My daughter called me at two o’clock in the morning on a Tuesday in February. The phone rang once, and I was already sitting up in bed before the second ring, the way fathers do when they have spent enough years listening for a sound that means something is wrong. Her name lit up the screen in the dark.
Emma. I answered without a word. “Dad.”
Her voice was barely there.
A thread of sound pulled so thin I was afraid to breathe in case it snapped. “Dad, I need you to come. I need you to come right now.”
I was already reaching for the lamp.
“Where are you?” I asked. “Home,” she whispered. “Derek’s home.”
There was a pause, and in that pause I heard things a father never wants to hear.
I heard breath being held. I heard fear being managed. I heard my daughter trying to keep herself small enough not to be noticed.
“But, Dad,” she said, and her voice shook on the word. “They won’t let me leave. And I think…”
She stopped.
I heard her swallow hard. “I think if I try to leave on my own, something bad is going to happen to me.”
Before I could ask what she meant, before I could ask about the bruises I had started to notice at Christmas, before I could ask about the way she flinched whenever her husband’s name came up in conversation, I heard a door open on her end of the line. Then Derek’s voice came through, low and smooth, the way a man talks when he is used to being obeyed.
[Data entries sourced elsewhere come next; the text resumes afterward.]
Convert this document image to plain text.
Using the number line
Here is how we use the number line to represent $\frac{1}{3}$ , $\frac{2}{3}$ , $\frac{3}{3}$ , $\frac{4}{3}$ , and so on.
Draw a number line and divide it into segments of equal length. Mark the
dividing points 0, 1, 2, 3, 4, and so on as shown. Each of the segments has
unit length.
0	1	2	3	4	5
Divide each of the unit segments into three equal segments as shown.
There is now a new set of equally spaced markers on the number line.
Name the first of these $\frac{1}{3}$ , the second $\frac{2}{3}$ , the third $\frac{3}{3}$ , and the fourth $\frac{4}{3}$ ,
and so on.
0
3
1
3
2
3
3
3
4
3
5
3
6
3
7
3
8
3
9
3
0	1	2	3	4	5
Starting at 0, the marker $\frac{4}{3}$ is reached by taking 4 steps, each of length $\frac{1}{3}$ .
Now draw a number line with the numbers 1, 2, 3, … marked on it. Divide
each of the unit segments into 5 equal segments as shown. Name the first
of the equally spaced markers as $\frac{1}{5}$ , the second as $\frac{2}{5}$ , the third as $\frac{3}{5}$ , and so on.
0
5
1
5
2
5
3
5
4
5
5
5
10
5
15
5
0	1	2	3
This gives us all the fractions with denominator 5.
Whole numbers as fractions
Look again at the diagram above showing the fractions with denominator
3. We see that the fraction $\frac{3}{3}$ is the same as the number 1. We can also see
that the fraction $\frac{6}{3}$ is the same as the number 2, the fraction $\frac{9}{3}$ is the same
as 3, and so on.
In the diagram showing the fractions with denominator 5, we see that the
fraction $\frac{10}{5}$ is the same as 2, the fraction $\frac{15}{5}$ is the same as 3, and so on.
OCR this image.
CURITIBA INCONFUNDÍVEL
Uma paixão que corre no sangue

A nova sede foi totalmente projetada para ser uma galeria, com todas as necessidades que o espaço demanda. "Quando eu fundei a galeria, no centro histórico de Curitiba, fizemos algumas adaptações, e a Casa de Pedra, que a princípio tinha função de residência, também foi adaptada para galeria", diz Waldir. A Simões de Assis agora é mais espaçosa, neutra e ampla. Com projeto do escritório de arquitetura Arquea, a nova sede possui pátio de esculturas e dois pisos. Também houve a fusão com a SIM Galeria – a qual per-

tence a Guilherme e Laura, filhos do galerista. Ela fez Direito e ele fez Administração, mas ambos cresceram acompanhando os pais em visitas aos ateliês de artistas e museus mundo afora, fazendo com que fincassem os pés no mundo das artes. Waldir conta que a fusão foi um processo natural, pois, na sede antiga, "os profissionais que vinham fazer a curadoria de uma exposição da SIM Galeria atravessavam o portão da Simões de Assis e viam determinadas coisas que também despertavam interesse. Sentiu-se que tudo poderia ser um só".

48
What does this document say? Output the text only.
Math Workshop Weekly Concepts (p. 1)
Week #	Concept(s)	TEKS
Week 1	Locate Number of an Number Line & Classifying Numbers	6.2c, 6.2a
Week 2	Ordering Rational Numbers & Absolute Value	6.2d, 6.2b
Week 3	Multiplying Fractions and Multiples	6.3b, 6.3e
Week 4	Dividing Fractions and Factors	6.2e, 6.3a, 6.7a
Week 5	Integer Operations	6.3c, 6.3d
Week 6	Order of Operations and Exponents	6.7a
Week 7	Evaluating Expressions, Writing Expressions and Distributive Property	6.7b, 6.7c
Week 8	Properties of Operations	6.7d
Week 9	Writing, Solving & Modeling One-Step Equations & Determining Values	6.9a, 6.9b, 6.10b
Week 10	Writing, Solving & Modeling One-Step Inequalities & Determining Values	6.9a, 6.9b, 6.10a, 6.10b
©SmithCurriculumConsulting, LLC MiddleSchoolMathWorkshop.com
“Who are you calling?” he said. “Give me the phone, Emma. Right now.”
The line went dead.
I sat there in the dark for three seconds. I counted them. Then I got up, put on my shoes, grabbed my keys, and drove.
I need to tell you something about myself that almost no one knows. I am sixty-three years old. I live in a small house outside Columbus, Ohio, with a vegetable garden in the back, a cracked birdbath near the fence, and a dog named Clarence who is too old to bark unless he absolutely has to.